The steep market losses occurred even though financial policymakers have had some success in containing the crises in Spain and Italy, the fourth- and fifth-largest economies in Europe, respectively.

Over the weekend, the European Central Bank announced that it would start buying Italian and Spanish bonds in an effort to keep the cost those countries pay to borrow from rocketing to prohibitive levels. Investors continued to respond favorably Wednesday as the yields on those bonds declined for the third straight day.

In the United States, large banks, such as Bank of America and Citigroup, came under pressure, declining by more than 10 percent in trading.

U.S. stock markets have been dropping for most of the the past two weeks. They took a severe hit Monday, falling the most since the 2008 financial crisis. Markets bounced back Tuesday before giving up those gains – and more – Wednesday. The Dow is down 20 percent from its recent high, while the S&P is down more than 18 percent.

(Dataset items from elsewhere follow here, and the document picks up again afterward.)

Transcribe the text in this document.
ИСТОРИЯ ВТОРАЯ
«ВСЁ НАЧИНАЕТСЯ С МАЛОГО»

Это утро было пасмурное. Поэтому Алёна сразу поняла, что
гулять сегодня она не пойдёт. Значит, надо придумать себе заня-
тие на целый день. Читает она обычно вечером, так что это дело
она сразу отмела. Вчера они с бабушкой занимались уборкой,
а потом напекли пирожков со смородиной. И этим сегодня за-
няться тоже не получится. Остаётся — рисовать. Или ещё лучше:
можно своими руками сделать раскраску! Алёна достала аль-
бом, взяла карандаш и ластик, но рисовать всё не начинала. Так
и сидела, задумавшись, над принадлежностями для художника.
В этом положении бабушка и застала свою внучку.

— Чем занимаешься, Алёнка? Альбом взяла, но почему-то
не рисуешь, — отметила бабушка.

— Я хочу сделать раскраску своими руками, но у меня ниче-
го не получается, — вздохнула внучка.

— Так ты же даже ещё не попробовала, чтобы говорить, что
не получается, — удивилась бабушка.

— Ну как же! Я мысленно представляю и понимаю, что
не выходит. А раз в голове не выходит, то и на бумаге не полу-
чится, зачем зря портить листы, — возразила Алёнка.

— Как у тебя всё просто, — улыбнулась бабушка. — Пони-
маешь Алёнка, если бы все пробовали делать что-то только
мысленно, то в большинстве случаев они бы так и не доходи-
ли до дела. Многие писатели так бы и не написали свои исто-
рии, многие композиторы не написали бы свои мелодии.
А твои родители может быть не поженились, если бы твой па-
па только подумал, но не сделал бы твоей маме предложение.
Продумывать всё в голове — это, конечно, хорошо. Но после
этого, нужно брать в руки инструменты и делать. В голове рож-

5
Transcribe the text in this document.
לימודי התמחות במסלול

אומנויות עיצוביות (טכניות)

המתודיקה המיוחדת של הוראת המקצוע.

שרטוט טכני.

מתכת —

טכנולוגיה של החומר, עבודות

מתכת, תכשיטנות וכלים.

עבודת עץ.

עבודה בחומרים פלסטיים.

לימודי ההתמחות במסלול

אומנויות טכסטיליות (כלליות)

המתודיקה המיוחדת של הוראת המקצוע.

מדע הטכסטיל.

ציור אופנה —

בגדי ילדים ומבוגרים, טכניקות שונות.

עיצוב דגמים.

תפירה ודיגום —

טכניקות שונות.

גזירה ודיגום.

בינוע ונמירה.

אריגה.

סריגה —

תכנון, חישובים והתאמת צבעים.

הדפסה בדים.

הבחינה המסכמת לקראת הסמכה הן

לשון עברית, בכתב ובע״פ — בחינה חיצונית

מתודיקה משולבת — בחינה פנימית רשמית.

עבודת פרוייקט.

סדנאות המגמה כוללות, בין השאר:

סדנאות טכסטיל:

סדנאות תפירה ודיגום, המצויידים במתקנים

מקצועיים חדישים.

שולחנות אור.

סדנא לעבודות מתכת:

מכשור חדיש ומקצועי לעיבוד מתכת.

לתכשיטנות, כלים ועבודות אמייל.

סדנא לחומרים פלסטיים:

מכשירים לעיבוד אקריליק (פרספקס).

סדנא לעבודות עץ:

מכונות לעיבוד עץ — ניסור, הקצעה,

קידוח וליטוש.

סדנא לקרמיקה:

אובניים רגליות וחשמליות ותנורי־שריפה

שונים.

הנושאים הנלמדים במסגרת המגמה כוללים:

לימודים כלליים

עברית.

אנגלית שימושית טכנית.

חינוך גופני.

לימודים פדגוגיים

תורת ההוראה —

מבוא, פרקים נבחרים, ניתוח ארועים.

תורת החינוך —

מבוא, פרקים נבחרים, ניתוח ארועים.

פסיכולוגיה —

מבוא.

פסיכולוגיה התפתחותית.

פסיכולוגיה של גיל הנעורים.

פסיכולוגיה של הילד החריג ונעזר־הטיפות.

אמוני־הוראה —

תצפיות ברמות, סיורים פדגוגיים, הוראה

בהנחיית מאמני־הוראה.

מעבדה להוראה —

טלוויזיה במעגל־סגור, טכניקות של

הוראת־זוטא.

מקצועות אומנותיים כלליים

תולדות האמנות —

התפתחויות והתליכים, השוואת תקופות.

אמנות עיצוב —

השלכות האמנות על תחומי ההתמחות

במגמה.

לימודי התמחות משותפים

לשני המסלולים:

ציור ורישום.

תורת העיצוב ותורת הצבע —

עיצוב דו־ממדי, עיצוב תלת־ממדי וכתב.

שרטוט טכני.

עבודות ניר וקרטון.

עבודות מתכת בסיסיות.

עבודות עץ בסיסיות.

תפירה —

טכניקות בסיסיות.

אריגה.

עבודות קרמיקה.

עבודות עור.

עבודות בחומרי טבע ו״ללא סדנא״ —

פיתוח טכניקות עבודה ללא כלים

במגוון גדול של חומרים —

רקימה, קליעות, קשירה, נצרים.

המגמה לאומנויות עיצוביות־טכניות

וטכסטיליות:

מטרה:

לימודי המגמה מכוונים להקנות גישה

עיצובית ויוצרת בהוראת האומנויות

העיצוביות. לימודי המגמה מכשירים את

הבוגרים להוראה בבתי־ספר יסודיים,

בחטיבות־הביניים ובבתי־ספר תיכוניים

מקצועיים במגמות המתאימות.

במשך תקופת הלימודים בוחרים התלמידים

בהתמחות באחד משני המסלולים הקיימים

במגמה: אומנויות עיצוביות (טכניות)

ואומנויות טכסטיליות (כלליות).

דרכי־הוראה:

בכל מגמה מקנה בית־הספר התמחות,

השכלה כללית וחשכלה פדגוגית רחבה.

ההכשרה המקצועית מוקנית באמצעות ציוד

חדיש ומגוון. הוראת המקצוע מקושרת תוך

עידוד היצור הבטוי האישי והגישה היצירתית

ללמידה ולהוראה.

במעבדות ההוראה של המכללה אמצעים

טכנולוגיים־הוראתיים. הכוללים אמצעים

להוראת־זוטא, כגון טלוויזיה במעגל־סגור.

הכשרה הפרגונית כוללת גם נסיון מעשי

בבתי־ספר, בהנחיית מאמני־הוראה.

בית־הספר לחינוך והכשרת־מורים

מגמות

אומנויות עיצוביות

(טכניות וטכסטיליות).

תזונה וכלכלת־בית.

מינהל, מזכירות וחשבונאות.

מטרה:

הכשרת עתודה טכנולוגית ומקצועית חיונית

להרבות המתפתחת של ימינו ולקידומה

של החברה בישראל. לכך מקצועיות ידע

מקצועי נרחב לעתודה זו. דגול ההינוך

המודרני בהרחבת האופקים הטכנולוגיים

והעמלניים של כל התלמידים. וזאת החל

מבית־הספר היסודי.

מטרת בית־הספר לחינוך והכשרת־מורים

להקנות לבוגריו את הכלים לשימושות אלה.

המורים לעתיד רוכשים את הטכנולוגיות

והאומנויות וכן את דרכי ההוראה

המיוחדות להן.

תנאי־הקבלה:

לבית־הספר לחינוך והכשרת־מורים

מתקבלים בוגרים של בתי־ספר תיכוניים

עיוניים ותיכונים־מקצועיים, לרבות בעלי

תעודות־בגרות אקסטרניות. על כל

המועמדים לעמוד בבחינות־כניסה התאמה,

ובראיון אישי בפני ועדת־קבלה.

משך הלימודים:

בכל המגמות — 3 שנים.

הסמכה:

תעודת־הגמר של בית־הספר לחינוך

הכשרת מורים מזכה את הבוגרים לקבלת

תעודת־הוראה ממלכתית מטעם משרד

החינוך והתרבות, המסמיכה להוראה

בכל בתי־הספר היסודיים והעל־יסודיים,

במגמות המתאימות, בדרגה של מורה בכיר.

Between July 22 and Monday, about $3 trillion in U.S. market value and $8 trillion globally has been eliminated, according to data compiled by Bloomberg.

Money again gushed into U.S. Treasury bonds, which investors consider safe. The price that the U.S. government must pay to borrow money for a decade fell for the third straight day, down 0.14 percentage point, to 2.1 percent. Just two weeks ago, the same interest rate was 3 percent.

The Associated Press contributed to this story.